We had such a fun time and seeing the pure joy on George’s face was worth it. We’d bundled Alexi up in layers, with a teddy bear suit over the layers and his cheeks were so pink from the cold (or so pink from the over protective mothering. Ha!)
I wish I knew what he was thinking as he took it all in.
The cold eventually got the better of us and wet sock “mittens” weren’t fun anymore, so we scrambled back into the car.
We arrived back in Ceres and needed to stop to feed Alexi his solids, which I’d brought with us. We saw the Ceres Spur and thought we’d stop there to gobble a burger down, while feeding A before hitting the road back home. With Covid-19, there was a queue as the tables needed to be disinfected and socially distanced. I fed Alexi, in the queue and just as we decided to rather leave it and just head home (especially since it was getting darker), the manageress told us a table was ready.

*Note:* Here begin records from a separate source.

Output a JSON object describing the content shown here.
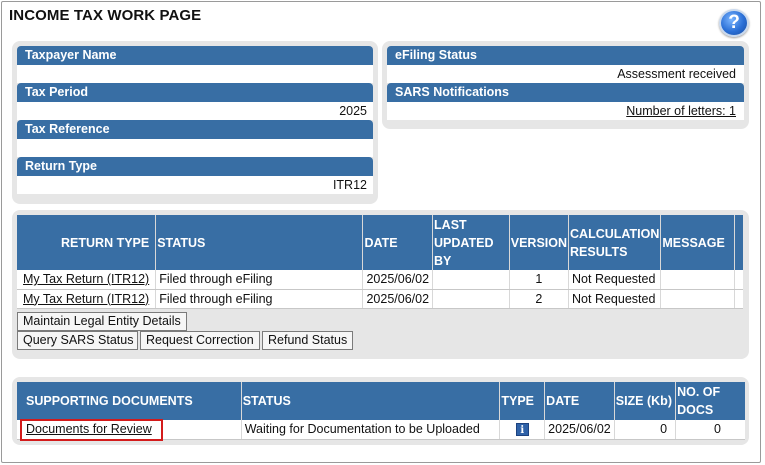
{
  "page": {
    "title": "INCOME TAX WORK PAGE"
  },
  "taxpayer_panel": {
    "taxpayer_name_label": "Taxpayer Name",
    "taxpayer_name_value": "",
    "tax_period_label": "Tax Period",
    "tax_period_value": "2025",
    "tax_reference_label": "Tax Reference",
    "tax_reference_value": "",
    "return_type_label": "Return Type",
    "return_type_value": "ITR12"
  },
  "efiling_panel": {
    "efiling_status_label": "eFiling Status",
    "efiling_status_value": "Assessment received",
    "sars_notifications_label": "SARS Notifications",
    "letters_link": "Number of letters: 1"
  },
  "returns_table": {
    "headers": {
      "return_type": "RETURN TYPE",
      "status": "STATUS",
      "date": "DATE",
      "last_updated_1": "LAST",
      "last_updated_2": "UPDATED",
      "last_updated_3": "BY",
      "version": "VERSION",
      "calc_1": "CALCULATION",
      "calc_2": "RESULTS",
      "message": "MESSAGE"
    },
    "rows": [
      {
        "return_type": "My Tax Return (ITR12)",
        "status": "Filed through eFiling",
        "date": "2025/06/02",
        "last_updated_by": "",
        "version": "1",
        "calculation_results": "Not Requested",
        "message": ""
      },
      {
        "return_type": "My Tax Return (ITR12)",
        "status": "Filed through eFiling",
        "date": "2025/06/02",
        "last_updated_by": "",
        "version": "2",
        "calculation_results": "Not Requested",
        "message": ""
      }
    ]
  },
  "buttons": {
    "maintain_legal_entity": "Maintain Legal Entity Details",
    "query_sars_status": "Query SARS Status",
    "request_correction": "Request Correction",
    "refund_status": "Refund Status"
  },
  "documents_table": {
    "headers": {
      "supporting_documents": "SUPPORTING DOCUMENTS",
      "status": "STATUS",
      "type": "TYPE",
      "date": "DATE",
      "size": "SIZE (Kb)",
      "docs_1": "NO. OF",
      "docs_2": "DOCS"
    },
    "rows": [
      {
        "document": "Documents for Review",
        "status": "Waiting for Documentation to be Uploaded",
        "type_icon": "info-icon",
        "date": "2025/06/02",
        "size": "0",
        "no_of_docs": "0"
      }
    ]
  },
  "colors": {
    "header_blue": "#386ea4",
    "panel_grey": "#e6e6e6",
    "highlight_red": "#d31b1b"
  }
}
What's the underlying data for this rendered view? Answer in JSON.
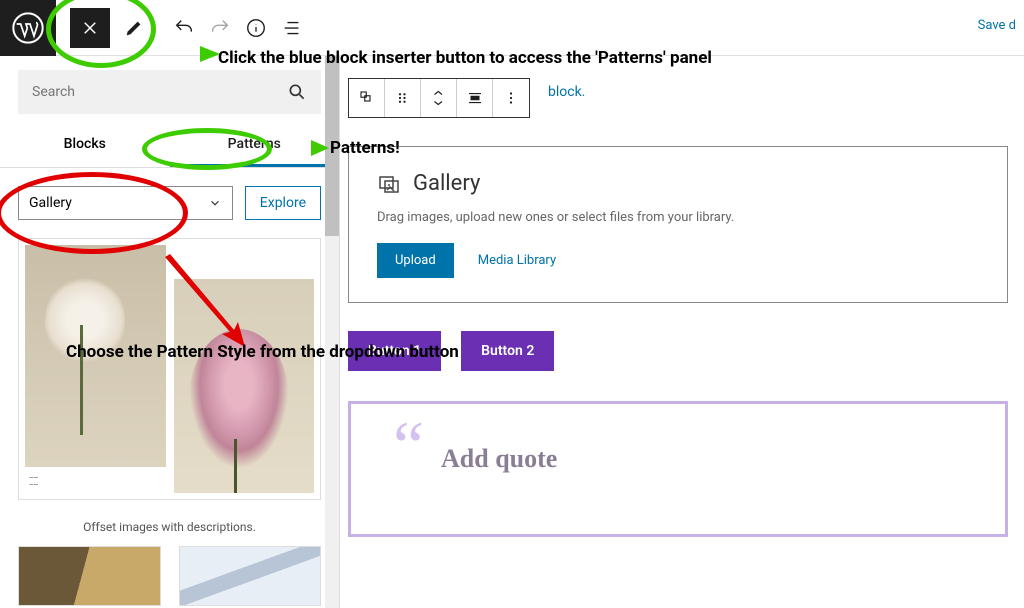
{
  "topbar": {
    "save_draft": "Save d"
  },
  "sidebar": {
    "search_placeholder": "Search",
    "tabs": {
      "blocks": "Blocks",
      "patterns": "Patterns"
    },
    "dropdown_value": "Gallery",
    "explore": "Explore",
    "pattern_caption": "Offset images with descriptions."
  },
  "canvas": {
    "block_hint": "block.",
    "gallery": {
      "title": "Gallery",
      "subtitle": "Drag images, upload new ones or select files from your library.",
      "upload": "Upload",
      "media_library": "Media Library"
    },
    "buttons": {
      "b1": "Button 1",
      "b2": "Button 2"
    },
    "quote_placeholder": "Add quote"
  },
  "annotations": {
    "line1": "Click the blue block inserter button to access the 'Patterns' panel",
    "line2": "Patterns!",
    "line3": "Choose the Pattern Style from the dropdown button"
  }
}
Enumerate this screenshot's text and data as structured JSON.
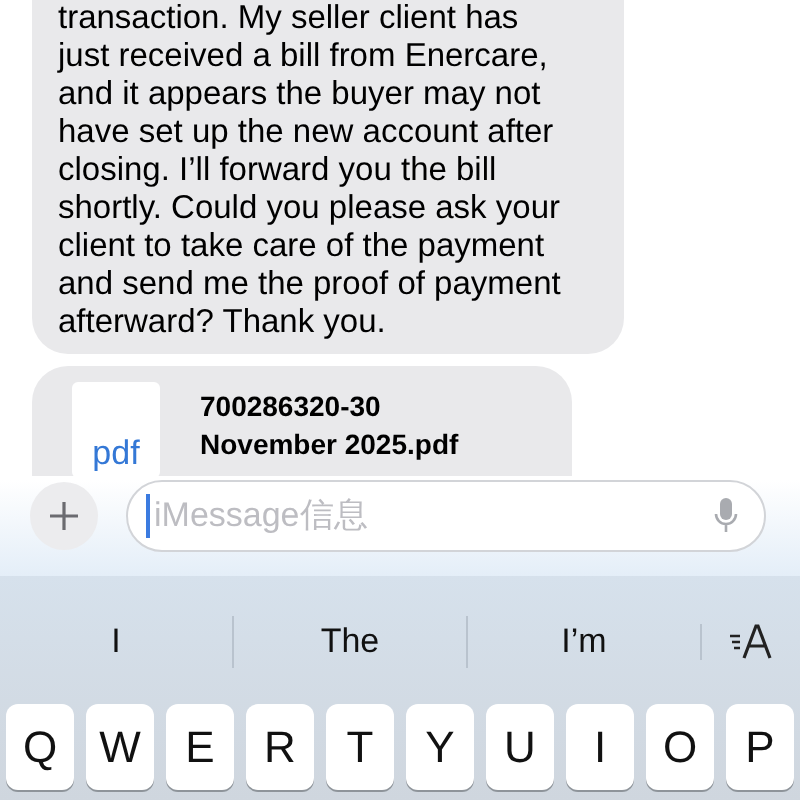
{
  "message": {
    "lines": [
      "transaction. My seller client has",
      "just received a bill from Enercare,",
      "and it appears the buyer may not",
      "have set up the new account after",
      "closing. I’ll forward you the bill",
      "shortly. Could you please ask your",
      "client to take care of the payment",
      "and send me the proof of payment",
      "afterward? Thank you."
    ]
  },
  "attachment": {
    "type_label": "pdf",
    "lines": [
      "700286320-30",
      "November 2025.pdf"
    ]
  },
  "composer": {
    "placeholder": "iMessage信息"
  },
  "suggestions": [
    "I",
    "The",
    "I’m"
  ],
  "keys": [
    "Q",
    "W",
    "E",
    "R",
    "T",
    "Y",
    "U",
    "I",
    "O",
    "P"
  ]
}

We wolfed burgers down and hit the road, hoping to not drive the majority of the trip in the dark.
I tried giving Alexi a breastfeed in the parking lot, but he wasn’t all that interested and Sox and I looked at each other with an “uh-oh.” He was probably going to need a feed in the next 45 mins, but we’d be on the road, which would be dark and certainly no place to stop. We hoped it would be fine.
It wasn’t. For 35kms, Alexi cried and cried and cried and my heart strings were tattered. I wouldn’t fit in between the 2 car seats, to even attempt to breastfeed… and besides, my boobs certainly don’t stretch that far! Ha! There’s an image!
Finally, we got to the toll gate and we pulled over in the emergency lane, calmed and comforted him and I breastfed him. The rest of the trip home was peaceful! Phew! We got home at 20h30 and put both boys to bed.
I edited a little 4.5 min vlog – and I really have a lot of respect for people who do video’s – it’s a lot of work, to film and edit, so I’d appreciate you watching and subscribing to my YouTube channel – gosh, I sound like such a YouTuber. Haha!
It certainly was one for the memory bank and I’m so glad we made the trip!